Early in his tenure at the State Capitol, Winkler crafted the bill to compensate victims and survivors of the 35W Bridge collapse. More recently, he has led the charge to legalize cannabis and create a blueprint for the cannabis industry in Minnesota.
Winkler has pressed the case that enforcement of marijuana laws has had a disproportionately hard impact on persons of color and the communities they where they live.
"That’s why we included expungement provisions that would lead the nation, that’s why we focused on business development with the communities affected by the war on drugs."
He said he believes the Hennepin County Attorney's Office should proactively build more bridges and partnerships with local communities and organizations, to restore trust in the justice system in wake of George Floyd's murder during an arrest in Minneapolis.
Winkler said he doesn't view his lack of criminal court experience as a liability in this election.
"There is no shortage of courtroom expertise in the county attorney’s office. I think what we need is public-facing leadership and an effort to build trust in communities and across different parts of the county."
Mary Moriarty spent 31 years in the Hennepin County Public Defender's Office and became the first woman to lead that office in 2014. She says she's gained key insights along the way that would help her enact needed reforms in the county attorney's office.
"I have 22 years in the courtroom trying cases. I’ve watched prosecutors. I know how the county system works from the inside.
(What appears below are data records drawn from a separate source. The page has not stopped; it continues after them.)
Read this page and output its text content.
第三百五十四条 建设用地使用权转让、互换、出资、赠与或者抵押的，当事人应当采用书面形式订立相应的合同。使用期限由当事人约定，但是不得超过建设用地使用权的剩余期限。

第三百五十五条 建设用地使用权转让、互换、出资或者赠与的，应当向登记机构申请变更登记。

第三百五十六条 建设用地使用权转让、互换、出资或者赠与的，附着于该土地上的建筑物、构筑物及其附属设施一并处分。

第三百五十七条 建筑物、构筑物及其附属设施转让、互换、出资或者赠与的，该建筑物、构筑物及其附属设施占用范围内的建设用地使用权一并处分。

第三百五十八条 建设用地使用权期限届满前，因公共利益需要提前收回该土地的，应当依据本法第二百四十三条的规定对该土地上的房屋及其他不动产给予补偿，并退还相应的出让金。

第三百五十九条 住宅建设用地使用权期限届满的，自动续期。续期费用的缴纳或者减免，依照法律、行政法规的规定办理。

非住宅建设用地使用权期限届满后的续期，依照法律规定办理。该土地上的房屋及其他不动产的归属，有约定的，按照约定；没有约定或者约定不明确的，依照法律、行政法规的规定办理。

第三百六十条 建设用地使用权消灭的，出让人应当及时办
I have experience managing a large law office, the Public Defender's office," Moriarty told KARE.
"I understand the humanity of people who are accused as well as the humanity of people who are harmed by the system. I understand that what we’ve been doing for decades hasn’t worked."
Moriarty said the recidivism rate -- people returning to jail multiple times -- is proof that the justice system is failing to restore and rehabilitate people. She also said the response to people caught up in the opioid crisis needs to take more of a public health approach.
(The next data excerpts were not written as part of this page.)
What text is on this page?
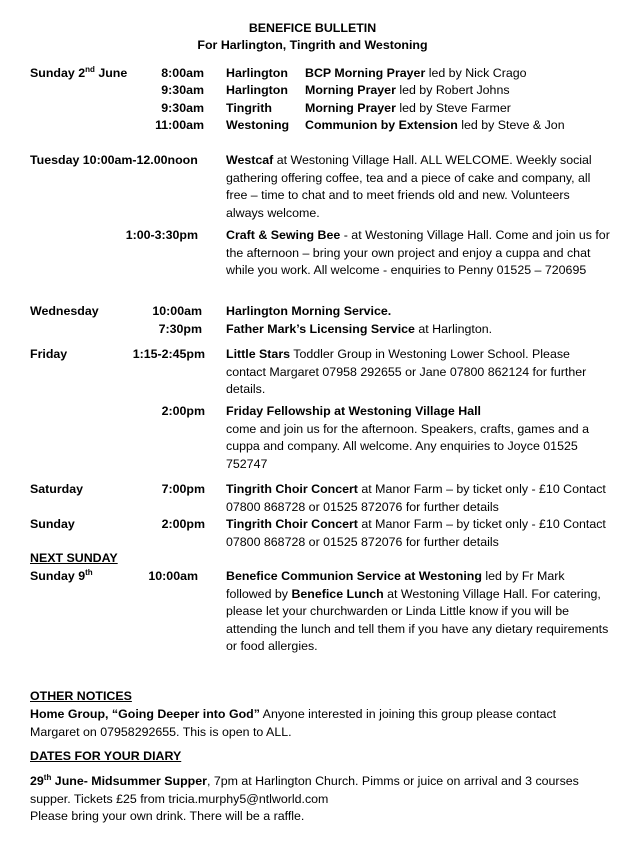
BENEFICE BULLETIN
For Harlington, Tingrith and Westoning
Sunday 2nd June	8:00am Harlington BCP Morning Prayer led by Nick Crago
9:30am Harlington Morning Prayer led by Robert Johns
9:30am Tingrith	Morning Prayer led by Steve Farmer
11:00am Westoning Communion by Extension led by Steve & Jon
Tuesday 10:00am-12.00noon Westcaf at Westoning Village Hall. ALL WELCOME. Weekly social gathering offering coffee, tea and a piece of cake and company, all free – time to chat and to meet friends old and new. Volunteers always welcome.
1:00-3:30pm Craft & Sewing Bee - at Westoning Village Hall. Come and join us for the afternoon – bring your own project and enjoy a cuppa and chat while you work. All welcome - enquiries to Penny 01525 – 720695
Wednesday	10:00am Harlington Morning Service.
7:30pm Father Mark’s Licensing Service at Harlington.
Friday	1:15-2:45pm Little Stars Toddler Group in Westoning Lower School. Please contact Margaret 07958 292655 or Jane 07800 862124 for further details.
2:00pm Friday Fellowship at Westoning Village Hall
come and join us for the afternoon. Speakers, crafts, games and a cuppa and company. All welcome. Any enquiries to Joyce 01525 752747
Saturday	7:00pm Tingrith Choir Concert at Manor Farm – by ticket only - £10 Contact 07800 868728 or 01525 872076 for further details
Sunday	2:00pm Tingrith Choir Concert at Manor Farm – by ticket only - £10 Contact 07800 868728 or 01525 872076 for further details
NEXT SUNDAY
Sunday 9th	10:00am Benefice Communion Service at Westoning led by Fr Mark followed by Benefice Lunch at Westoning Village Hall. For catering, please let your churchwarden or Linda Little know if you will be attending the lunch and tell them if you have any dietary requirements or food allergies.
OTHER NOTICES
Home Group, “Going Deeper into God” Anyone interested in joining this group please contact Margaret on 07958292655. This is open to ALL.
DATES FOR YOUR DIARY
29th June- Midsummer Supper, 7pm at Harlington Church. Pimms or juice on arrival and 3 courses supper. Tickets £25 from tricia.murphy5@ntlworld.com
Please bring your own drink. There will be a raffle.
"We incarcerate people – that does not help them overcome their substance abuse disorder or go into recovery. So, we need a harm reduction approach, not continued incarceration of people who struggle with substance abuse disorder."
She said the Hennepin County Attorney's Office could also play a role in curbing police misconduct by scrutinizing behavior captured on body camera footage. She said public defenders and prosecutors are the ones most likely to view body cam footage, so they're in a unique position to play the role of watchdogs.
"When prosecutors see a violation of policy or constitutional rights, they can be talking to that police officer about it, they can be talking to police leadership."
The Minnesota Board of Public Defense suspended Moriarty from her job in 2019, citing social media posts on racial justice, posts members believed were offensive. In 2020, they voted against renewing her as chief public defender, prompting Moriarity to file a lawsuit. The board agreed to pay her $300,000 to settle the suit earlier this year.
Other candidates are expected to enter the race between now and next spring. They'll all square off in a nonpartisan primary in August of 2022, with the top two candidates moving to the November ballot.